Budgerigars are social. Often seen in small groups and at times huge flocks in there thousands. They dart across the sky twisting and turning in unison and making lots of noise. This erratic and swift flight confuses aerial predators like the Australian hobby (Falco longipennis) and peregrine falcon (Falco peregrinus).

They are highly nomadic and their movements and breeding appear to follow the seeding of grasses throughout the arid zone.

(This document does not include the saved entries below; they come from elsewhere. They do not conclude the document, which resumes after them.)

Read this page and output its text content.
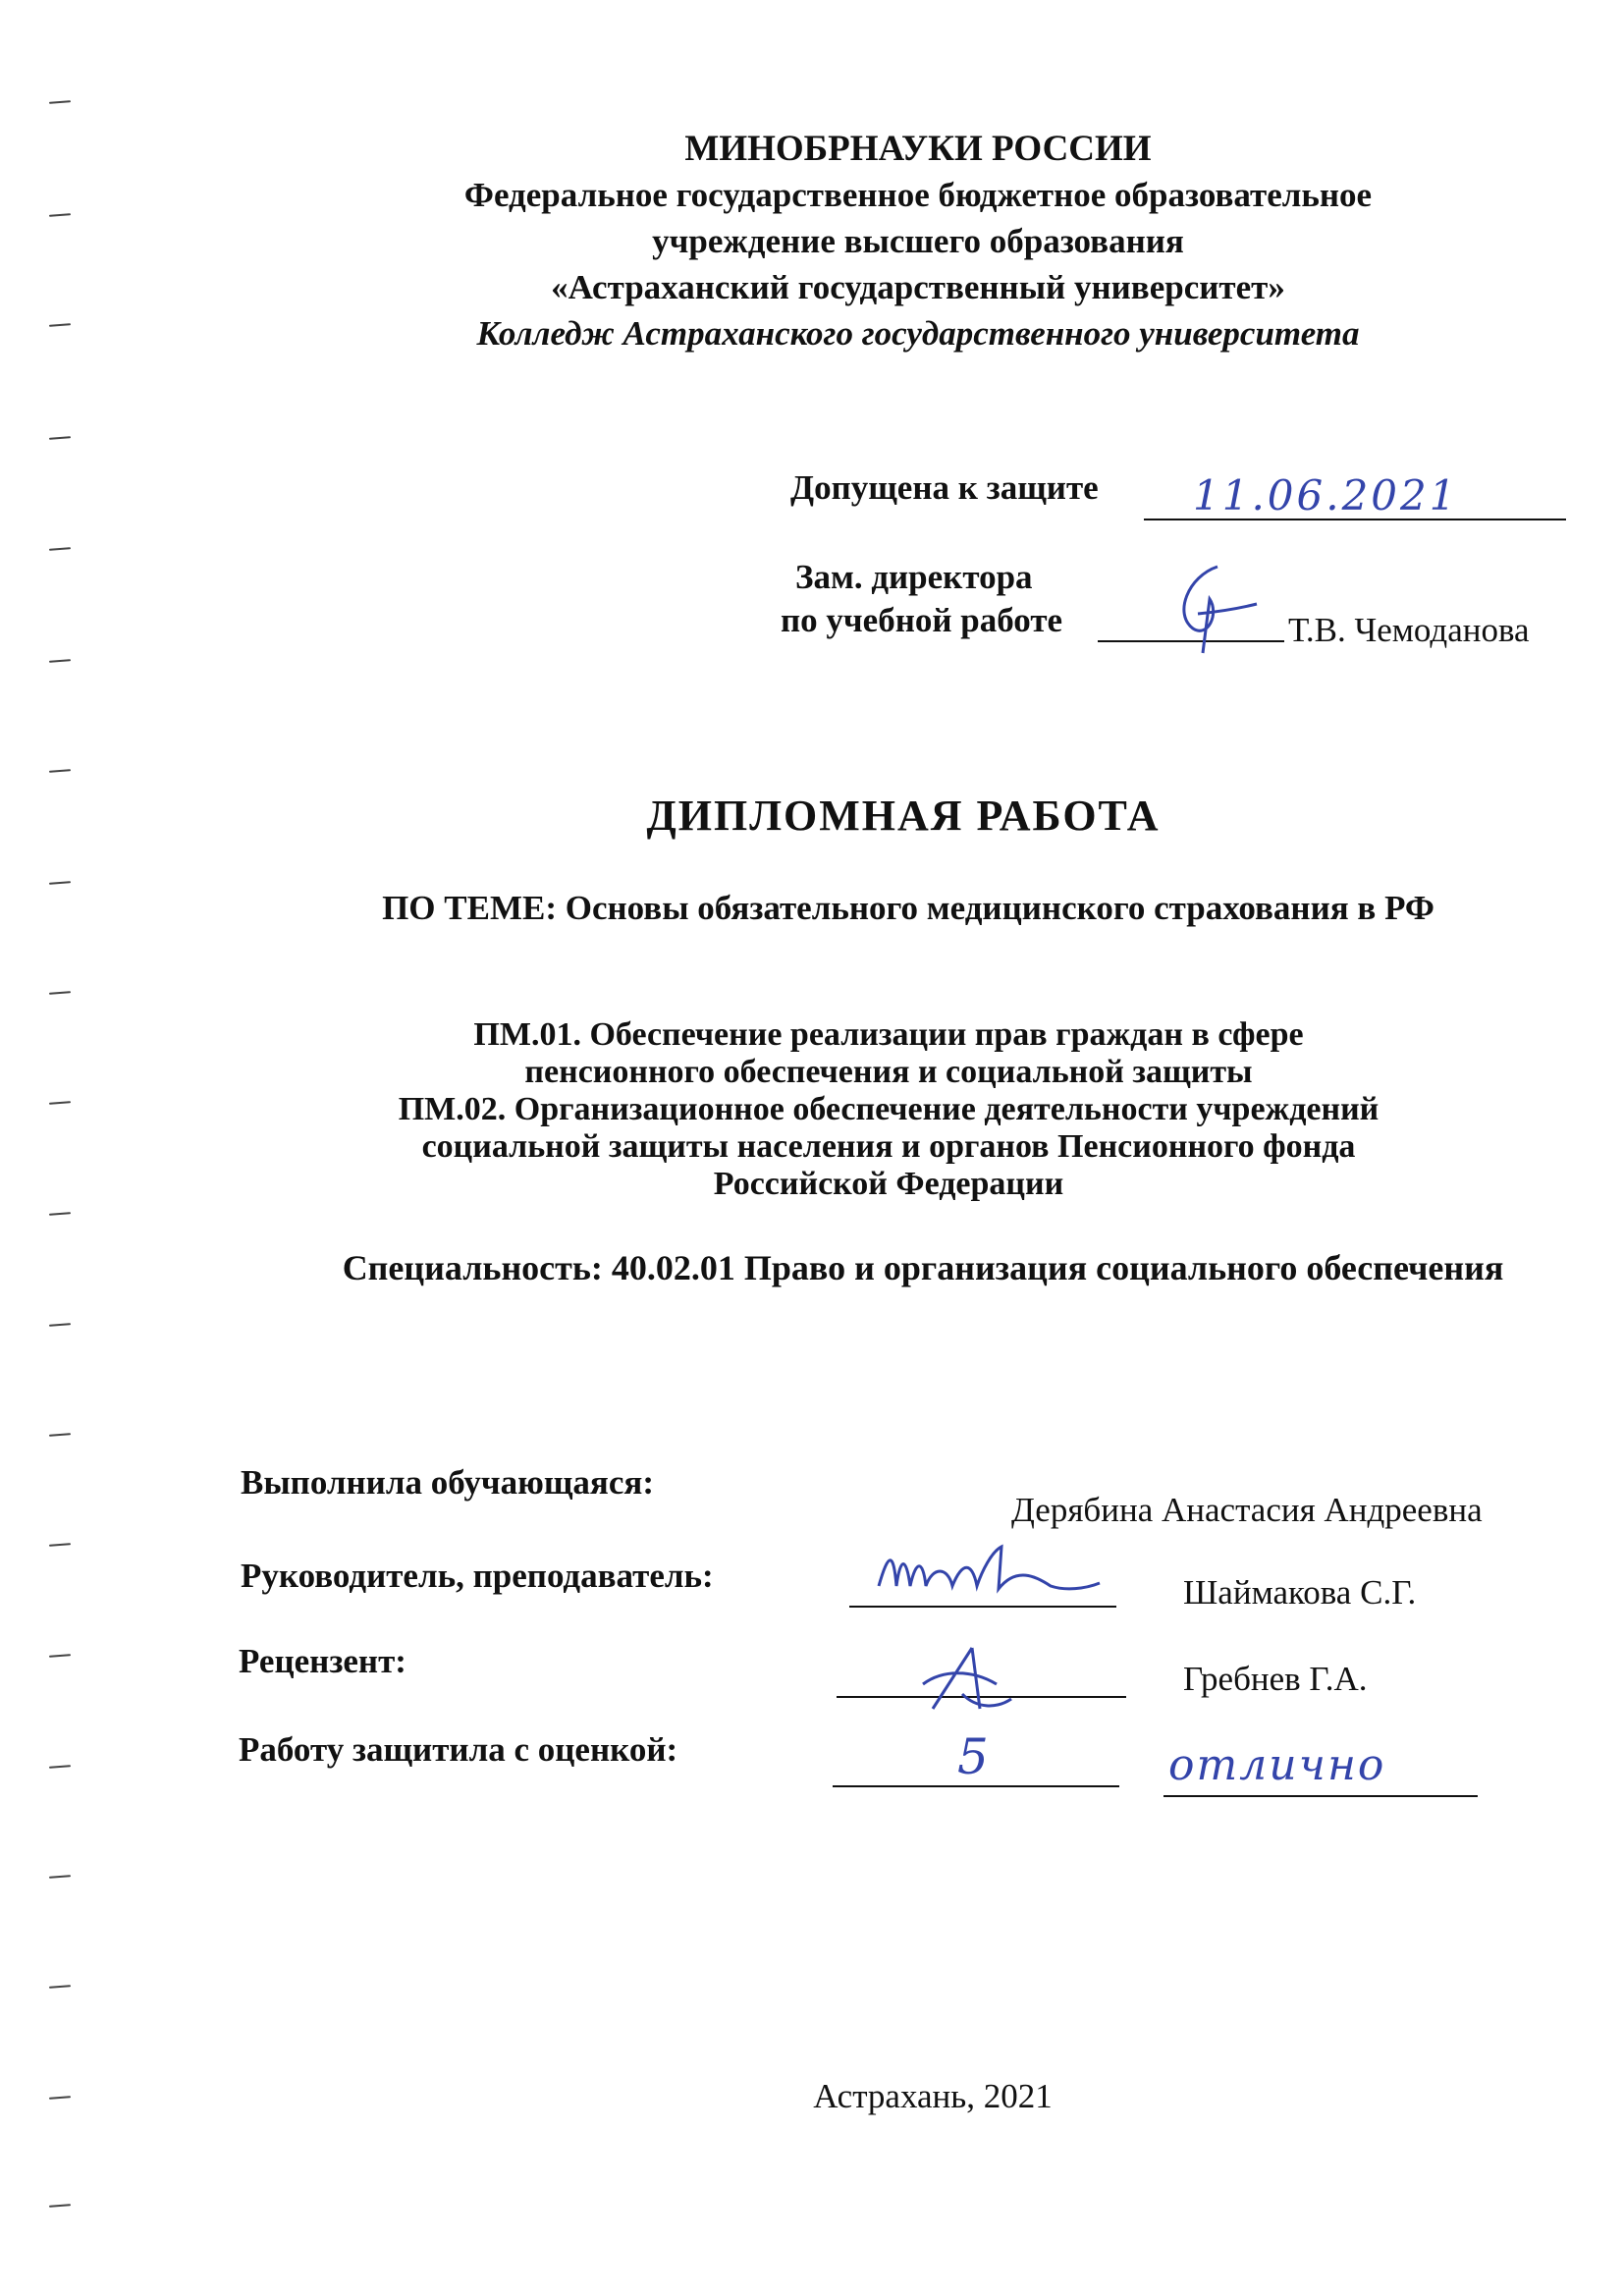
МИНОБРНАУКИ РОССИИ
Федеральное государственное бюджетное образовательное
учреждение высшего образования
«Астраханский государственный университет»
Колледж Астраханского государственного университета
Допущена к защите 11.06.2021
Зам. директора
по учебной работе	Т.В. Чемоданова
ДИПЛОМНАЯ РАБОТА
ПО ТЕМЕ: Основы обязательного медицинского страхования в РФ
ПМ.01. Обеспечение реализации прав граждан в сфере
пенсионного обеспечения и социальной защиты
ПМ.02. Организационное обеспечение деятельности учреждений
социальной защиты населения и органов Пенсионного фонда
Российской Федерации
Специальность: 40.02.01 Право и организация социального обеспечения
Выполнила обучающаяся:
Дерябина Анастасия Андреевна
Руководитель, преподаватель:	Шаймакова С.Г.
Рецензент:	Гребнев Г.А.
Работу защитила с оценкой:	5	отлично
Астрахань, 2021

Budgerigars inhabit sparsely timbered grasslands, mallee, mulga and spinifex desert. They are commonly seen around sources of water.

Wild Status

Budgerigars are common and possibly the most numerous parrot species in Australia.

Least concern conservation status

Least concern (IUCN 3.1)[1]


They feed almost exclusively on grass seeds particularly of tussock - grasses, less often seeds of herbaceous plants.


Aerial birds of prey such as falcons as well as introduced feral animals likes cats are the main predators.

Life Span

Up to 15 years.


Length 17 to 20cm, wingspan 25cm, weight 30g.


Budgerigars nest in the hollows of gum trees. Any time after rain, they quickly raise several broods of up to four to eight young. The female incubates the eggs for 18 days in the hollowed out trunk or tree limb, young leave the nest after 30 days. These population explosions force the birds to disperse as soon as the country dries.

Extra fun facts

Budgerigars or budgies as they are commonly known, are the most widely known of all the parrots as it is a popular pet throughout the world. Blue budgerigars do not exist in the wild as this is a genetic mutation bred into captive populations.

Certain parts of the budgerigars plumage reflect ultraviolet light, which may enhance is bright colours and play a role in mate selection.